30/7/09

LOS CINCO DEL LIBRO "PLUMA, PAPEL Y VINO"



BUEN CALDO

Poseía la mayor extensión de viñedos de la comarca. Sus uvas daban un buen vino. Pero de todos, el mejor era el que guardaba en una barrica. Ése lo reservaba para los amigos. Y cuando alguno le preguntaba: “¿Qué echas dentro para que haga un caldo tan excelente, un jamón?”, él siempre les contestaba con una sonrisa pícara: “No quieras saberlo”.

CATADOR

“Te quiero”, decía, y mojaba sus labios en el vino. Pero sus besos eran fugaces. “Te quiero”, repetía con los ojos entornados mientras lo saboreaba. Pero su lengua no tocaba mi boca. Descorché aquel regalo olvidado en la bodega. Mojé las yemas de mis dedos y dejé su humedad detrás de mis orejas, en las muñecas, entre mis pechos, en los tobillos... “Te quiero”, dijo. Y no se detuvo hasta la última uña.

EL REY

Decía que apreciaban su opinión. Pero hacía tiempo que perdió la finura del olfato, la delicadeza de un paladar exquisito. Ya no sabía distinguir un Marqués de Murrieta, de un vino peleón. En las bodegas seguían dándole una cata del último hallazgo. Por los tiempos pasados cuando él era el rey y todos lo admiraban.

IMPERDONABLE

Primero fueron sus gemelos de oro. Ella los tiró a la basura. Él le devolvió el golpe cortando la cola de su vestido de novia. Después le rayó el BMW con las llaves de la casa. Él hizo desaparecer sus pendientes de brillantes. Era una crisis matrimonial en toda regla. Podían haberla superado como otras veces. Pero ella llegó demasiado lejos. Estrelló la botella del Marqués de Cáceres contra el suelo de la cocina.

RECUERDO

Abrió la puerta del armario, sacó la camisa y la dejó sobre la cama. Un ramillete antiguo del color de las cerezas, manchaba la pechera. Hacía tanto de aquella cena que, a veces, se le iba el recuerdo. Se echó a su lado y se abrazó a ella. Siguió el rastro con olor a vino, de aquella noche inolvidable poco antes de que él se marchara.

21/7/09

ESCARMIENTOS


Cuando era muy pequeña, las calles de mi pueblo no estaban asfaltadas. Corría cuando jugábamos al escondite. Corría cuando nos perseguían los niños. Corría para ahuyentar el frío del invierno.
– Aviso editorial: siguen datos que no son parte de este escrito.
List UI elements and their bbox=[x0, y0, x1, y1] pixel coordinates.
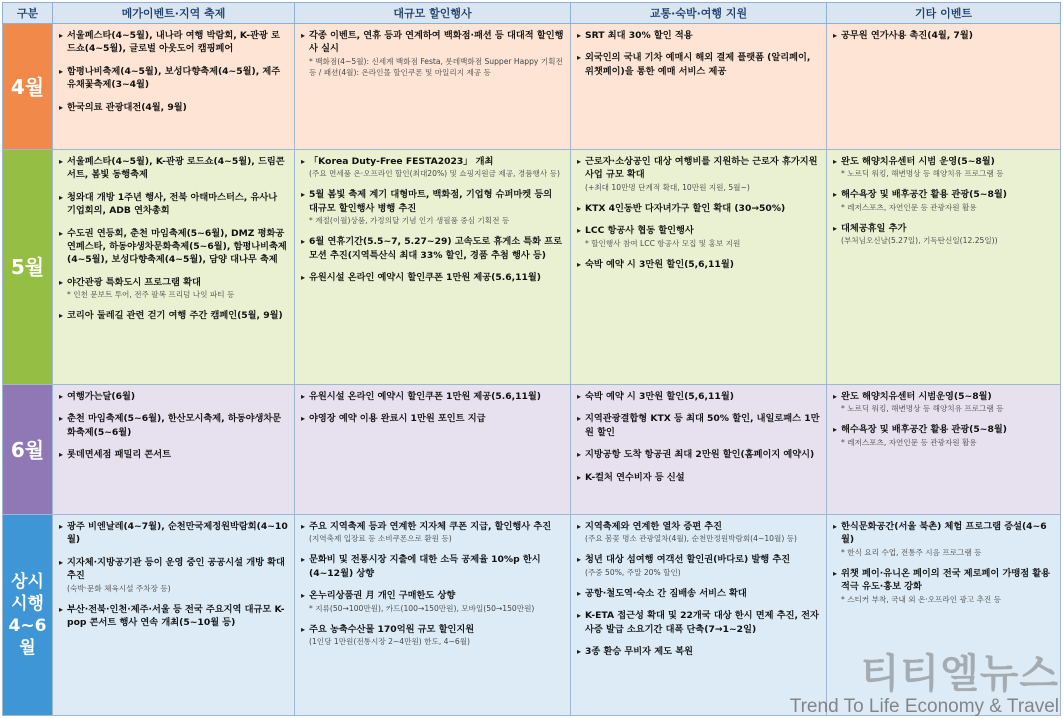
event-item bbox=[301, 520, 564, 544]
event-item bbox=[577, 448, 820, 461]
event-item bbox=[577, 609, 820, 636]
event-item bbox=[577, 224, 820, 248]
event-item bbox=[301, 412, 564, 425]
month-label: 상시 시행 4~6월 bbox=[3, 515, 53, 716]
event-sub-text: (주요 봄꽃 명소 관광열차(4월), 순천만정원박람회(4~10월) 등) bbox=[585, 534, 797, 544]
header-category: 구분 bbox=[3, 3, 53, 24]
event-main-text: 코리아 둘레길 관련 걷기 여행 주간 캠페인(5월, 9월) bbox=[67, 310, 283, 322]
event-main-text: 유원시설 온라인 예약시 할인쿠폰 1만원 제공(5.6,11월) bbox=[309, 272, 541, 284]
event-sub-text: (주중 50%, 주말 20% 할인) bbox=[585, 567, 681, 577]
event-main-text: 춘천 마임축제(5~6월), 한산모시축제, 하동야생차문화축제(5~6월) bbox=[67, 413, 282, 438]
event-cell bbox=[295, 150, 571, 385]
event-item bbox=[833, 155, 1054, 179]
event-sub-text: (지역축제 입장료 등 소비쿠폰으로 환원 등) bbox=[309, 534, 452, 544]
event-item bbox=[301, 235, 564, 262]
event-item bbox=[59, 65, 288, 92]
event-main-text: 완도 해양치유센터 시범 운영(5~8월) bbox=[841, 156, 995, 167]
event-main-text: 위챗 페이·유니온 페이의 전국 제로페이 가맹점 활용 적극 유도·홍보 강화 bbox=[841, 567, 1051, 593]
event-cell bbox=[571, 515, 827, 716]
event-main-text: 부산·전북·인천·제주·서울 등 전국 주요지역 대규모 K-pop 콘서트 행사 연속 개최(5~10월 등) bbox=[67, 603, 285, 629]
event-cell bbox=[53, 24, 295, 150]
event-main-text: 한식문화공간(서울 북촌) 체험 프로그램 증설(4~6월) bbox=[841, 521, 1047, 546]
event-item bbox=[833, 520, 1054, 558]
event-main-text: 5월 봄빛 축제 계기 대형마트, 백화점, 기업형 슈퍼마켓 등의 대규모 할인행사 병행 추진 bbox=[309, 189, 553, 214]
event-item bbox=[833, 29, 1054, 42]
event-cell bbox=[53, 150, 295, 385]
event-sub-text: * 할인행사 참여 LCC 항공사 모집 및 홍보 지원 bbox=[585, 238, 741, 248]
event-sub-text: (숙박·문화 체육시설 주차장 등) bbox=[67, 583, 171, 593]
event-main-text: 야간관광 특화도시 프로그램 확대 bbox=[67, 276, 201, 288]
event-cell bbox=[53, 385, 295, 515]
event-item bbox=[577, 520, 820, 544]
event-item bbox=[577, 471, 820, 484]
event-main-text: SRT 최대 30% 할인 적용 bbox=[585, 30, 693, 41]
event-item bbox=[59, 276, 288, 300]
event-main-text: 한국의료 관광대전(4월, 9월) bbox=[67, 101, 187, 113]
event-main-text: 지자체·지방공기관 등이 운영 중인 공공시설 개방 확대 추진 bbox=[67, 556, 285, 582]
event-sub-text: (주요 면세품 온·오프라인 할인(최대20%) 및 쇼핑지원금 제공, 경품행사 등) bbox=[309, 169, 560, 179]
event-main-text: 6월 연휴기간(5.5~7, 5.27~29) 고속도로 휴게소 특화 프로모션 추진(지역특산식 최대 33% 할인, 경품 추첨 행사 등) bbox=[309, 236, 562, 261]
watermark-tagline: Trend To Life Economy & Travel bbox=[789, 696, 1059, 717]
event-cell bbox=[827, 24, 1061, 150]
event-sub-text: * 한식 요리 수업, 전통주 시음 프로그램 등 bbox=[841, 547, 982, 557]
event-item bbox=[59, 448, 288, 461]
event-sub-text: * 인천 문보트 투어, 전주 팔복 프리덤 나잇 파티 등 bbox=[67, 290, 235, 300]
event-item bbox=[59, 155, 288, 182]
event-cell bbox=[295, 24, 571, 150]
month-row bbox=[3, 150, 1061, 385]
event-item bbox=[59, 556, 288, 594]
event-item bbox=[833, 222, 1054, 246]
event-main-text: 청와대 개방 1주년 행사, 전북 아태마스터스, 유사나 기업회의, ADB 연차총회 bbox=[67, 191, 278, 217]
event-main-text: 해수욕장 및 배후공간 활용 관광(5~8월) bbox=[841, 424, 1007, 436]
event-main-text: 문화비 및 전통시장 지출에 대한 소득 공제율 10%p 한시(4~12월) 상향 bbox=[309, 554, 541, 579]
header-mega-events: 메가이벤트·지역 축제 bbox=[53, 3, 295, 24]
event-item bbox=[301, 553, 564, 580]
event-item bbox=[833, 188, 1054, 212]
event-item bbox=[59, 101, 288, 114]
event-item bbox=[301, 188, 564, 226]
event-item bbox=[577, 587, 820, 600]
watermark bbox=[790, 652, 1059, 718]
event-item bbox=[59, 227, 288, 267]
event-main-text: 완도 해양치유센터 시범운영(5~8월) bbox=[841, 391, 992, 402]
event-main-text: 유원시설 온라인 예약시 할인쿠폰 1만원 제공(5.6,11월) bbox=[309, 391, 541, 402]
event-sub-text: * 지류(50→100만원), 카드(100→150만원), 모바일(50→150만원) bbox=[309, 603, 535, 613]
event-main-text: 청년 대상 섬여행 여객선 할인권(바다로) 발행 추진 bbox=[585, 554, 791, 566]
event-sub-text: * 노르딕 워킹, 해변명상 등 해양치유 프로그램 등 bbox=[841, 404, 1004, 414]
event-item bbox=[59, 390, 288, 403]
event-item bbox=[577, 29, 820, 42]
event-cell bbox=[295, 385, 571, 515]
event-item bbox=[301, 390, 564, 403]
event-main-text: 롯데면세점 패밀리 콘서트 bbox=[67, 449, 172, 461]
header-row bbox=[3, 3, 1061, 24]
event-item bbox=[833, 423, 1054, 447]
event-item bbox=[301, 155, 564, 179]
event-item bbox=[833, 567, 1054, 605]
event-sub-text: (부처님오신날(5.27일), 기독탄신일(12.25일)) bbox=[841, 236, 998, 246]
event-cell bbox=[571, 24, 827, 150]
event-main-text: 숙박 예약 시 3만원 할인(5,6,11월) bbox=[585, 391, 734, 402]
event-cell bbox=[571, 150, 827, 385]
event-item bbox=[301, 29, 564, 78]
month-row bbox=[3, 24, 1061, 150]
event-main-text: 주요 농축수산물 170억원 규모 할인지원 bbox=[309, 623, 475, 635]
event-main-text: K-ETA 접근성 확대 및 22개국 대상 한시 면제 추진, 전자사증 발급 소요기간 대폭 단축(7→1~2일) bbox=[585, 610, 819, 635]
event-main-text: K-컬처 연수비자 등 신설 bbox=[585, 471, 685, 483]
event-main-text: 온누리상품권 月 개인 구매한도 상향 bbox=[309, 590, 456, 602]
event-item bbox=[59, 191, 288, 218]
event-main-text: 해수욕장 및 배후공간 활용 관광(5~8월) bbox=[841, 189, 1007, 201]
event-sub-text: * 백화점(4~5월): 신세계 백화점 Festa, 롯데백화점 Supper Happy 기획전 등 / 패션(4월): 온라인몰 할인쿠폰 및 마일리지 제공 등 bbox=[309, 56, 563, 77]
event-main-text: 서울페스타(4~5월), K-관광 로드쇼(4~5월), 드림콘서트, 봄빛 동행축제 bbox=[67, 156, 285, 181]
events-table bbox=[2, 2, 1061, 716]
header-discount-events: 대규모 할인행사 bbox=[295, 3, 571, 24]
event-main-text: 야영장 예약 이용 완료시 1만원 포인트 지급 bbox=[309, 413, 486, 425]
event-main-text: 서울페스타(4~5월), 내나라 여행 박람회, K-관광 로드쇼(4~5월), 글로벌 아웃도어 캠핑페어 bbox=[67, 30, 280, 55]
event-sub-text: * 레저스포츠, 자연인문 등 관광자원 활용 bbox=[841, 202, 977, 212]
event-item bbox=[59, 520, 288, 547]
event-item bbox=[301, 623, 564, 647]
event-item bbox=[577, 645, 820, 658]
event-main-text: 각종 이벤트, 연휴 등과 연계하여 백화점·패션 등 대대적 할인행사 실시 bbox=[309, 30, 564, 55]
event-main-text: 대체공휴일 추가 bbox=[841, 222, 907, 234]
month-label: 5월 bbox=[3, 150, 53, 385]
event-sub-text: * 계절(이월)상품, 가정의달 기념 인기 생필품 중심 기획전 등 bbox=[309, 216, 510, 226]
watermark-brand: 티티엘뉴스 bbox=[860, 651, 1059, 697]
event-main-text: LCC 항공사 협동 할인행사 bbox=[585, 225, 694, 237]
event-main-text: 지방공항 도착 항공권 최대 2만원 할인(홈페이지 예약시) bbox=[585, 449, 815, 461]
event-sub-text: * 레저스포츠, 자연인문 등 관광자원 활용 bbox=[841, 437, 977, 447]
event-main-text: 공항·철도역·숙소 간 짐배송 서비스 확대 bbox=[585, 587, 747, 599]
event-item bbox=[577, 155, 820, 193]
event-item bbox=[577, 412, 820, 439]
event-cell bbox=[571, 385, 827, 515]
event-cell bbox=[53, 515, 295, 716]
event-item bbox=[301, 271, 564, 284]
event-item bbox=[577, 51, 820, 78]
header-transport-support: 교통·숙박·여행 지원 bbox=[571, 3, 827, 24]
event-main-text: 함평나비축제(4~5월), 보성다향축제(4~5월), 제주유채꽃축제(3~4월) bbox=[67, 65, 281, 91]
event-item bbox=[833, 390, 1054, 414]
month-row bbox=[3, 385, 1061, 515]
event-main-text: 3종 환승 무비자 제도 복원 bbox=[585, 646, 693, 658]
event-cell bbox=[295, 515, 571, 716]
event-main-text: 광주 비엔날레(4~7월), 순천만국제정원박람회(4~10월) bbox=[67, 521, 288, 546]
event-main-text: 지역관광결합형 KTX 등 최대 50% 할인, 내일로패스 1만원 할인 bbox=[585, 413, 820, 438]
event-main-text: 숙박 예약 시 3만원 할인(5,6,11월) bbox=[585, 258, 734, 270]
header-other-events: 기타 이벤트 bbox=[827, 3, 1061, 24]
event-main-text: 「Korea Duty-Free FESTA2023」 개최 bbox=[309, 156, 494, 167]
event-main-text: 수도권 연등회, 춘천 마임축제(5~6월), DMZ 평화공연페스타, 하동야생차문화축제(5~6월), 함평나비축제(4~5월), 보성다향축제(4~5월), 담양 대나무 축제 bbox=[67, 227, 287, 266]
event-main-text: 근로자·소상공인 대상 여행비를 지원하는 근로자 휴가지원 사업 규모 확대 bbox=[585, 156, 818, 181]
event-item bbox=[59, 29, 288, 56]
event-sub-text: (1인당 1만원(전통시장 2~4만원) 한도, 4~6월) bbox=[309, 637, 470, 647]
event-item bbox=[577, 553, 820, 577]
event-main-text: 여행가는달(6월) bbox=[67, 391, 136, 402]
event-item bbox=[301, 589, 564, 613]
month-label: 6월 bbox=[3, 385, 53, 515]
event-item bbox=[577, 258, 820, 271]
event-item bbox=[577, 390, 820, 403]
event-main-text: 공무원 연가사용 촉진(4월, 7월) bbox=[841, 30, 973, 41]
event-item bbox=[59, 603, 288, 630]
event-main-text: KTX 4인동반 다자녀가구 할인 확대 (30→50%) bbox=[585, 202, 786, 214]
event-sub-text: * 스티커 부착, 국내 외 온·오프라인 광고 추진 등 bbox=[841, 594, 1001, 604]
event-main-text: 외국인의 국내 기차 예매시 해외 결제 플랫폼 (알리페이, 위챗페이)을 통한 예매 서비스 제공 bbox=[585, 52, 811, 77]
event-main-text: 지역축제와 연계한 열차 증편 추진 bbox=[585, 521, 723, 532]
event-cell bbox=[827, 150, 1061, 385]
event-item bbox=[577, 202, 820, 215]
event-item bbox=[59, 309, 288, 322]
month-label: 4월 bbox=[3, 24, 53, 150]
event-item bbox=[59, 412, 288, 439]
event-sub-text: * 노르딕 워킹, 해변명상 등 해양치유 프로그램 등 bbox=[841, 169, 1004, 179]
event-main-text: 주요 지역축제 등과 연계한 지자체 쿠폰 지급, 할인행사 추진 bbox=[309, 521, 552, 532]
event-sub-text: (+최대 10만명 단계적 확대, 10만원 지원, 5월~) bbox=[585, 182, 750, 192]
event-cell bbox=[827, 385, 1061, 515]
Y mis caídas eran muy frecuentes. Si sólo era un raspón en la rodilla, me la curaba yo misma con saliva. Pero a veces no era suficiente. Iba a mi casa llorando, con la piel desollada y la sangre corriendo por las piernas. Mi madre sacaba entonces el agua oxigenada, empapaba un algodón y lo aplicaba a la herida. Al retirarlo, quedaba una espuma, como gaseosa efervescente, que escocía. Lloraba más. Y entre soplido y soplido a las rodillas, mi madre decía: “A ver si escarmientas”.
No escarmenté entonces. Me gustaba correr por la calle a pesar de las muchas caídas. Y no escarmiento ahora. Ya no corro, pero sí confío o espero de los demás, y me llevo muchas decepciones. Pero no escarmiento. Siempre consiguen sorprenderme. Y lloro. Aunque ya no tengo a mi madre para que me sople en las heridas o me haga una caricia, o me diga: “A ver si escarmientas de una vez”. Creo que, como me dijo no hace mucho una profesora de un curso, alimento muy bien a esa niña que llevo dentro. Escarmentar sería como matarla, y yo no quiero.